Daging mereka saling menempel seperti tanah liat basah, membentuk bentuk baru.
Tidak jelas mereka berubah menjadi apa.
Sebelum transformasi itu selesai, Jin terus menembakkan petir dan tebasan dengan Sigmund.
Itu adalah tugas yang mustahil untuk sepenuhnya menghilangkan puluhan ribu potongan daging.
Manusia...!?
Daging malas itu perlahan-lahan berubah menjadi bentuk yang lebih mirip manusia.
Golem hidup yang menggunakan makhluk iblis.
Massa daging yang memenuhi pandangan para Prajurit justru seperti itu.
Pada saat itu, bahkan para veteran yang telah melalui semua jenis medan perang menunjukkan ekspresi kebingungan.
Bahkan jika seseorang mengatakan gerbang neraka telah terbuka di Kastil Pedang Kaisar, sepertinya itu bisa dipercaya.
Dante, Lata, Prajurit lainnya, dan para penyihir bertempur untuk mengalahkan golem hidup yang bergerak maju sambil menunjukkan ekspresi jijik.
Baik itu Warrior atau bukan, mereka semua terkejut dengan situasi yang tidak diketahui dan mengerikan ini.
Di antara mereka, Jin memiliki ekspresi yang paling tenang.
Ini bukanlah pertemuan pertamanya dengan golem hidup yang menjijikkan ini. Dia bahkan merasakan déjà vu.
Kinzelo, Zipple, Vermont.
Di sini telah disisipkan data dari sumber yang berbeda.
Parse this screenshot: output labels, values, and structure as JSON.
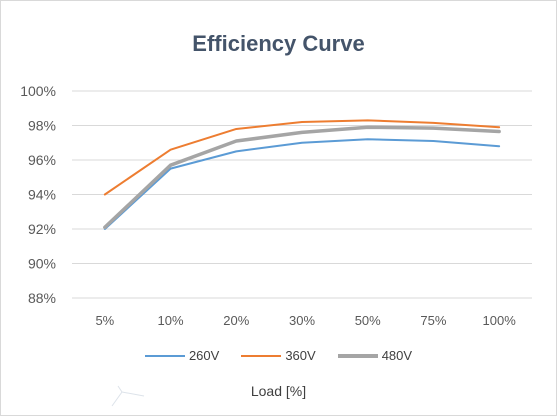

Faksi-faksi raksasa ini menciptakan golem hidup.
Jin secara pribadi telah mengkonfirmasi pengembangan golem hidup oleh ketiga faksi ini.
Pada saat ini, tidak mungkin untuk mengetahui faksi mana yang berada di balik ini atau apa alasan mereka menyerang Hairan.
Satu hal yang pasti.
Terlepas dari ketiga faksi yang bertanggung jawab, Hairan akan mengalami pukulan berat.
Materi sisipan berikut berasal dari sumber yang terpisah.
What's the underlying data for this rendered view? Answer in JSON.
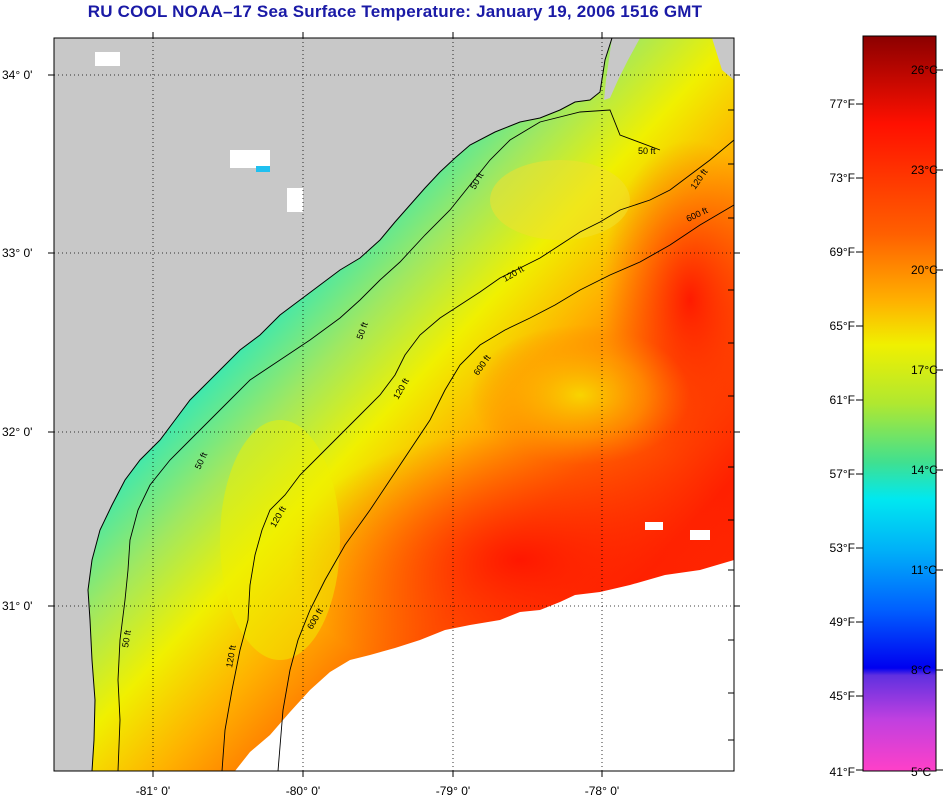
{
  "title": "RU COOL  NOAA–17  Sea Surface Temperature:  January 19, 2006 1516 GMT",
  "map": {
    "latitude_labels": [
      "34° 0'",
      "33° 0'",
      "32° 0'",
      "31° 0'"
    ],
    "longitude_labels": [
      "-81° 0'",
      "-80° 0'",
      "-79° 0'",
      "-78° 0'"
    ],
    "contour_labels": [
      "50 ft",
      "50 ft",
      "50 ft",
      "50 ft",
      "50 ft",
      "120 ft",
      "120 ft",
      "120 ft",
      "120 ft",
      "120 ft",
      "600 ft",
      "600 ft",
      "600 ft"
    ],
    "colors": {
      "land": "#c8c8c8",
      "cloud": "#ffffff",
      "coastline": "#000000",
      "grid": "#000000"
    }
  },
  "colorbar": {
    "celsius_labels": [
      "26°C",
      "23°C",
      "20°C",
      "17°C",
      "14°C",
      "11°C",
      "8°C",
      "5°C"
    ],
    "fahrenheit_labels": [
      "77°F",
      "73°F",
      "69°F",
      "65°F",
      "61°F",
      "57°F",
      "53°F",
      "49°F",
      "45°F",
      "41°F"
    ],
    "colors": {
      "top": "#8b0000",
      "red": "#ff1a00",
      "orange": "#ff8000",
      "yellow": "#f5ee00",
      "green": "#80e060",
      "cyan": "#00e8f0",
      "blue": "#0040ff",
      "purple": "#9030e0",
      "magenta": "#ff40c8"
    }
  }
}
Jin merasa seolah-olah dia telah disambar petir.
Dari semua waktu, serangan itu harus terjadi ketika dia sedang berdebat dengan Lata.
Arena utama Hairan yang dulunya indah dan murni tidak lagi dapat dikenali.
Arena itu kini dipenuhi oleh golem hidup yang bengkok dan makhluk iblis raksasa.
Crunch...!
Akhirnya, seluruh dinding di sisi lain runtuh, memperlihatkan bagian luarnya.
Apa yang terbentang di luar adalah medan perang yang bahkan lebih kacau daripada arena.
Para Ksatria dan Naga berdiri tegak, tapi mayat manusia berserakan di mana-mana.
Mayat-mayat itu adalah mayat para pelayan dan prajurit biasa. Korban juga meningkat di dalam lapangan latihan.
Secara refleks, Jin menoleh dan memindai area tersebut untuk mencari Beradin.
Jin belum melihat sihir Beradin.
Hal itu membuatnya khawatir.
Dia tidak bisa tidak bertanya-tanya apakah Beradin, yang pikirannya mungkin telah dimanipulasi, mendalangi serangan ini.
Jika itu adalah Beradin yang dia kenal, maka dia seharusnya bekerja tanpa lelah untuk menyelamatkan orang-orang dalam situasi seperti ini. Tapi ini bukanlah situasi di mana Jin bisa memastikan keberadaan Beradin dengan tenang.
Jumlah golem yang masih hidup terus bertambah, dan Jin terus menerus menerobos kepungan mereka.
Setiap kali Sigmund melepaskan petir, para golem yang masih hidup itu tersapu dalam tumpukan.
Jin terus menebas dan memotong mereka.
Tapi ada saat ketika dia tiba-tiba berhenti.
Di antara sisa-sisa golem yang masih hidup dan tubuh makhluk iblis, dia melihat beberapa sosok yang tidak asing lagi yang mengenakan jubah abu-abu polos.
Sekelompok orang yang mengenakan jubah abu-abu tanpa faksi.
Begitu dia melihat mereka, Jin merasa merinding karena jubah abu-abu itu adalah milik 'Korps Spectre'.